The companies would have been forced to display the new labels by Sept. 22.
However, Leon, in granting the companies' request for a preliminary injunction, stayed the effective date until 15 months after the final resolution of the litigation.
"This case poses a constitutional challenge to a bold new tact by the Congress, and the FDA, in their obvious and continuing efforts to minimize, if not eradicate, tobacco use in the United States," Leon wrote in his 29-page memorandum opinion.
"Notwithstanding the potential legal and financial ramifications of this challenge, the government, for reasons known only to itself, is unwilling to voluntarily stay the effective date of this rule until the judicial branch can appropriately review the constitutionality of the government's novel -- and costly -- approach to regulating tobacco packaging and advertising.

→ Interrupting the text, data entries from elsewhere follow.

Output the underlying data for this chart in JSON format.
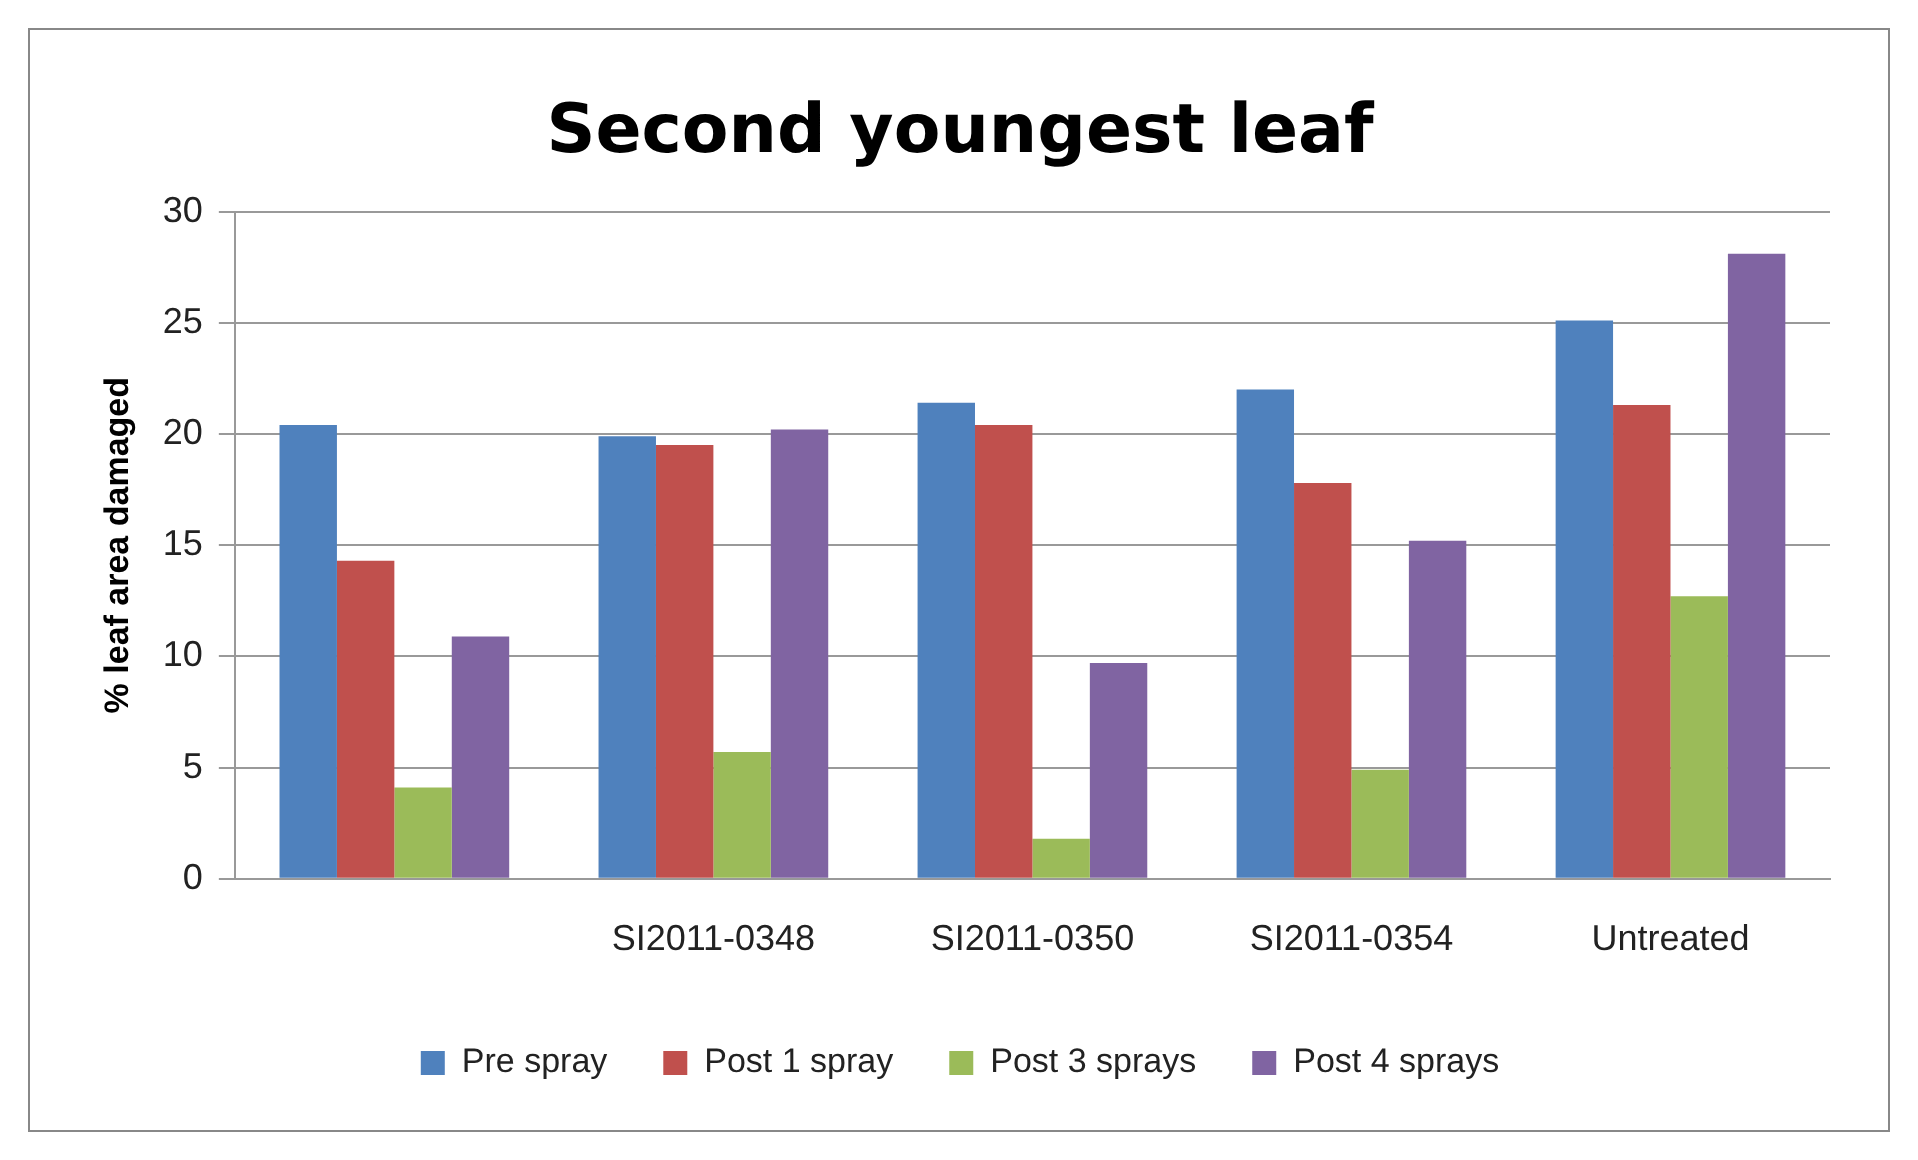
{
  "chart_data": {
    "type": "bar",
    "title": "Second youngest leaf",
    "ylabel": "% leaf area damaged",
    "categories": [
      null,
      "SI2011-0348",
      "SI2011-0350",
      "SI2011-0354",
      "Untreated"
    ],
    "series": [
      {
        "name": "Pre spray",
        "color": "#4f81bd",
        "values": [
          20.4,
          19.9,
          21.4,
          22.0,
          25.1
        ]
      },
      {
        "name": "Post 1 spray",
        "color": "#c0504d",
        "values": [
          14.3,
          19.5,
          20.4,
          17.8,
          21.3
        ]
      },
      {
        "name": "Post 3 sprays",
        "color": "#9bbb59",
        "values": [
          4.1,
          5.7,
          1.8,
          4.9,
          12.7
        ]
      },
      {
        "name": "Post 4 sprays",
        "color": "#8064a2",
        "values": [
          10.9,
          20.2,
          9.7,
          15.2,
          28.1
        ]
      }
    ],
    "ylim": [
      0,
      30
    ],
    "yticks": [
      0,
      5,
      10,
      15,
      20,
      25,
      30
    ],
    "grid": "y",
    "legend": "bottom"
  }
}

"Thus, this court must -- and will -- act to preserve the status quo until it can evaluate, on the merits (and without incurring irreparable harm to those companies genuinely affected), the constitutionality of the commercial speech that these graphic images compel."
In 1998, 46 states reached a settlement with the tobacco industry that requires companies to make an annual payment to the states to offset health care costs caused by smoking. The settlement has an estimated worth of $246 billion over its first 25 years.
Four other states reached their own agreements with the tobacco industry.
Wasden's brief says Leon failed to recognize the public health threat posed by cigarette smoking and a "long history of deception" by the industry.
"The appropriateness of a product warning depends upon the dangers posed by the product, the likelihood that its users will suffer harm, the likelihood that the warning will be noticed, and the capacity of those dependent on the warning to understand its import and act in response to it," the brief says.
"The urgency of a warning for a product that could cause the death of children may differ markedly from that of a warning for a product that could cause an upset stomach."
The other states that joined the brief are Alaska, Arizona, Arkansas, California, Connecticut, Hawaii, Illinois, Iowa, Maine, Maryland, Mississippi, Montana, New Hampshire, New Mexico, Ohio, Rhode Island, South Dakota, Utah, Vermont, Washington.